A: The number of myenteric ganglia innervated by terminal branches was greatest in the proximal gut and decreased in the distal gut (P = 0.0001). B: The pattern was similar for varicose arbor length (P = 0.0009). Asterisks indicate a significant difference (P < 0.05) compared to the stomach * or duodenum 0–3 cm **; Tukey’s HSD. Mean ± S.E.M.

Figure 9

Sympathetic innervation of the blood vessels was observed in some of the whole mounts.
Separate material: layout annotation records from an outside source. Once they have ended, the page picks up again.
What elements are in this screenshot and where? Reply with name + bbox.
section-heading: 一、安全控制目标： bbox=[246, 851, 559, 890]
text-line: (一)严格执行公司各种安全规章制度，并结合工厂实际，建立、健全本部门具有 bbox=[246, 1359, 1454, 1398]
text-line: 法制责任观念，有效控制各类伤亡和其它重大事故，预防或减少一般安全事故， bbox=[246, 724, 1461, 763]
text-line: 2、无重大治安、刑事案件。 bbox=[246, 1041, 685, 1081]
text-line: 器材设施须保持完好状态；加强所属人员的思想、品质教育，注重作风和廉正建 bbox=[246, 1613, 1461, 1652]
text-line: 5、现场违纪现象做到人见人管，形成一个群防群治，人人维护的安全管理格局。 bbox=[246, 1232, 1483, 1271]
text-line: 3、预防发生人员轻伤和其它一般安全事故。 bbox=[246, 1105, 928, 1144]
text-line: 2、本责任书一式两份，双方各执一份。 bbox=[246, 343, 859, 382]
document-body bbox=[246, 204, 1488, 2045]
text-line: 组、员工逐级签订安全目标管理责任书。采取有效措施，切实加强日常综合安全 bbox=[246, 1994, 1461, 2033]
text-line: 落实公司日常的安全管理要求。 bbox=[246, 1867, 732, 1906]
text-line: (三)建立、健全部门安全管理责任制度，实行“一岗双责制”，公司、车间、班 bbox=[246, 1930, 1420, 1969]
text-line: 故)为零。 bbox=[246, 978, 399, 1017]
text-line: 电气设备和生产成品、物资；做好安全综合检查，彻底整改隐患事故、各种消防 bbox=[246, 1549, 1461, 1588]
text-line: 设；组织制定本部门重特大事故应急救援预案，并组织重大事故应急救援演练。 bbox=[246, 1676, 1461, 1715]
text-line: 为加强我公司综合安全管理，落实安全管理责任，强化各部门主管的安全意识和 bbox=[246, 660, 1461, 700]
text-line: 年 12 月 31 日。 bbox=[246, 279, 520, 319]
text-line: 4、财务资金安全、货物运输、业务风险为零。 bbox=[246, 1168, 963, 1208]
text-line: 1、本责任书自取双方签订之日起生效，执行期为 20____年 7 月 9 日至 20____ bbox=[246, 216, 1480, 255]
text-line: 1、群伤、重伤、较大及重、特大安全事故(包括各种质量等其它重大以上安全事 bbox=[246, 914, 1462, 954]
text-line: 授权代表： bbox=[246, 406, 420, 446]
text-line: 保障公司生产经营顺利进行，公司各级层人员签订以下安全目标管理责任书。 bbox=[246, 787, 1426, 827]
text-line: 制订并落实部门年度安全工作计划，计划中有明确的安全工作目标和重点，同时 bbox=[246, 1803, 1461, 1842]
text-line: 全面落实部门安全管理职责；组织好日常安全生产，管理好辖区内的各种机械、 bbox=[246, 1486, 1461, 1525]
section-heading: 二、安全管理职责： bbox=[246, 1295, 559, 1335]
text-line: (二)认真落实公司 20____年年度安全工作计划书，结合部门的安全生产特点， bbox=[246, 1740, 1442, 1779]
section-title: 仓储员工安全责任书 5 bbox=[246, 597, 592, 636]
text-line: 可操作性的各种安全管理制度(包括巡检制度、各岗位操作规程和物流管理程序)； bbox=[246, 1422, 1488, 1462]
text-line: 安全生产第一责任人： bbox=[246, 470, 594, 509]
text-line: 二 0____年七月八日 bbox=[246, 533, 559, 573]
A: Sympathetic axons silhouette the outer perimeter of a blood vessel before giving off several collateral branches that extend into the neighboring myenteric ganglia. B: A tracing of the entire ending documents how the parent axon (PA; arrow) bifurcates and the resulting secondary fibers then run parallel in close association to the blood vessel with several collateral branches innervating the nearby myenteric ganglia. C: At higher magnification, the axons in close apposition to the outer wall of a blood vessel are clearly varicose (arrows). D: The innervation of the myenteric ganglia is similarly varicose (arrows). The brown-stained irregular structures in panels A and C are presumably erythrocytes that were not exsanguinated during perfusion and fixation. Scale bars in A = 125 µm; B = 250 µm; C & D = 20 µm.